Re: [PATCH] LSM: add SafeSetID module that gates setid calls

From: "Serge E. Hallyn" <serge@hallyn.com>
To: mortonm@chromium.org
Cc: jmorris@namei.org, serge@hallyn.com, keescook@chromium.org,
	linux-security-module@vger.kernel.org
Subject: Re: [PATCH] LSM: add SafeSetID module that gates setid calls
Date: Wed, 31 Oct 2018 21:02:45 +0000	[thread overview]
Message-ID: <20181031210245.GA3537@mail.hallyn.com> (raw)
In-Reply-To: <20181031152846.234791-1-mortonm@chromium.org>

Quoting mortonm@chromium.org (mortonm@chromium.org):
> From: Micah Morton <mortonm@chromium.org>
> 
> SafeSetID gates the setid family of syscalls to restrict UID/GID
> transitions from a given UID/GID to only those approved by a
> system-wide whitelist. These restrictions also prohibit the given
> UIDs/GIDs from obtaining auxiliary privileges associated with
> CAP_SET{U/G}ID, such as allowing a user to set up user namespace UID
> mappings.

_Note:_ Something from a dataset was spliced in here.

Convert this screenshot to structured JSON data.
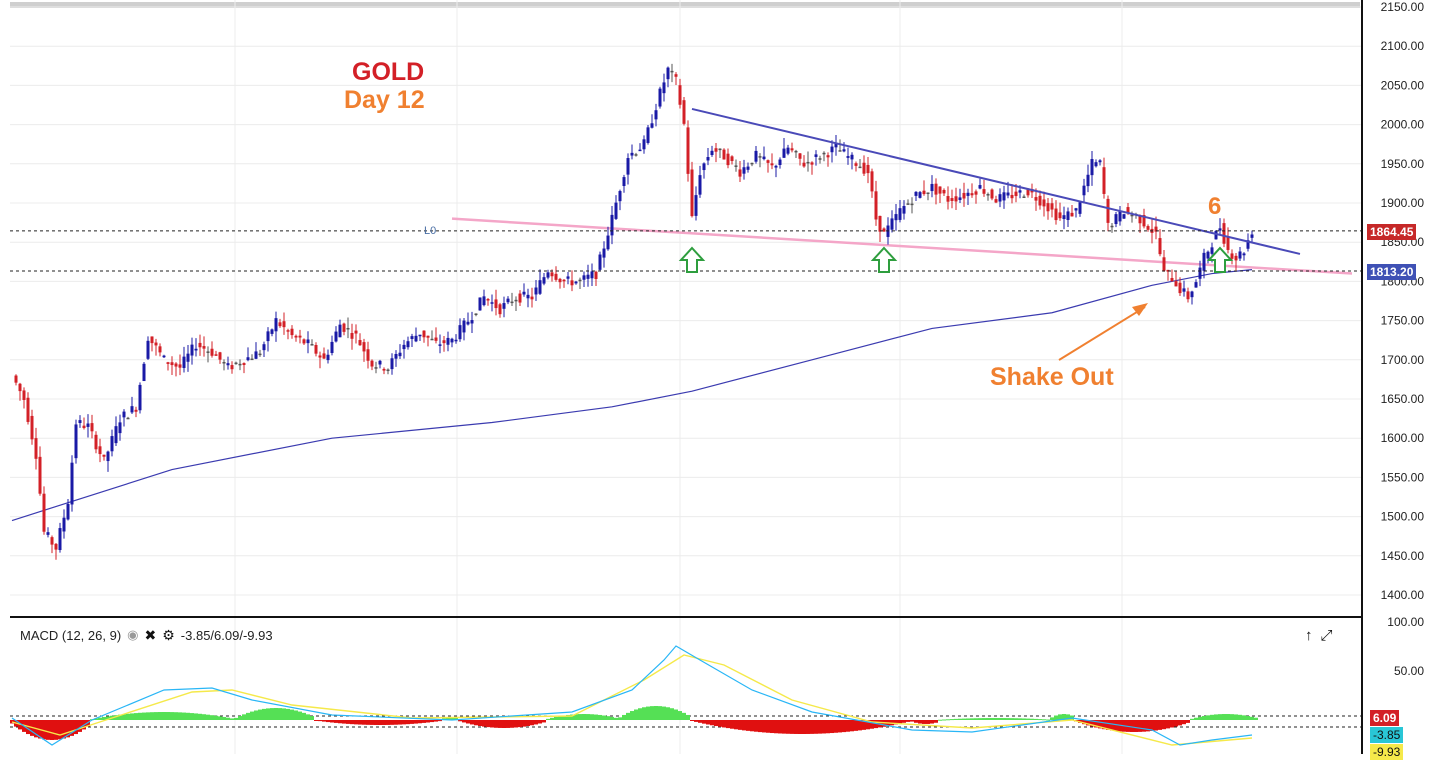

For now, only gating the set*uid family of syscalls is
> supported, with support for set*gid coming in a future patch set.
> 
> Signed-off-by: Micah Morton <mortonm@chromium.org>
> ---
> 
> NOTE: See the TODO above setuid_syscall() in lsm.c for an aspect of this
> code that likely needs improvement before being an acceptable approach.
> I'm specifically interested to see if there are better ideas for how
> this could be done.
> 
>  Documentation/admin-guide/LSM/SafeSetID.rst |  94 ++++++
>  Documentation/admin-guide/LSM/index.rst     |   1 +
>  arch/Kconfig                                |   5 +
>  arch/arm/Kconfig                            |   1 +
>  arch/arm64/Kconfig                          |   1 +
>  arch/x86/Kconfig                            |   1 +
>  security/Kconfig                            |   1 +
>  security/Makefile                           |   2 +
>  security/safesetid/Kconfig                  |  13 +
>  security/safesetid/Makefile                 |   7 +
>  security/safesetid/lsm.c                    | 334 ++++++++++++++++++++
>  security/safesetid/lsm.h                    |  30 ++
>  security/safesetid/securityfs.c             | 189 +++++++++++
>  13 files changed, 679 insertions(+)
>  create mode 100644 Documentation/admin-guide/LSM/SafeSetID.rst
>  create mode 100644 security/safesetid/Kconfig
>  create mode 100644 security/safesetid/Makefile
>  create mode 100644 security/safesetid/lsm.c
>  create mode 100644 security/safesetid/lsm.h
>  create mode 100644 security/safesetid/securityfs.c
> 
> diff --git a/Documentation/admin-guide/LSM/SafeSetID.rst b/Documentation/admin-guide/LSM/SafeSetID.rst
> new file mode 100644
> index 000000000000..e7d072124424
> --- /dev/null
> +++ b/Documentation/admin-guide/LSM/SafeSetID.rst
> @@ -0,0 +1,94 @@
> +=========
> +SafeSetID
> +=========
> +SafeSetID is an LSM module that gates the setid family of syscalls to restrict
> +UID/GID transitions from a given UID/GID to only those approved by a
> +system-wide whitelist. These restrictions also prohibit the given UIDs/GIDs
> +from obtaining auxiliary privileges associated with CAP_SET{U/G}ID, such as
> +allowing a user to set up user namespace UID mappings.
> +
> +
> +Background
> +==========
> +In absence of file capabilities, processes spawned on a Linux system that need
> +to switch to a different user must be spawned with CAP_SETUID privileges.
> +CAP_SETUID is granted to programs running as root or those running as a non-root
> +user that have been explicitly given the CAP_SETUID runtime capability. It is
> +often preferable to use Linux runtime capabilities rather than file
> +capabilities, since using file capabilities to run a program with elevated
> +privileges opens up possible security holes since any user with access to the
> +file can exec() that program to gain the elevated privileges.

Not true, see inheritable capabilities.  You also might look at ambient
capabilities.

Just to be sure - your end-goal is to have a set of tasks which have
some privileges, including CAP_SETUID, but which cannot transition to
certain uids, perhaps including root?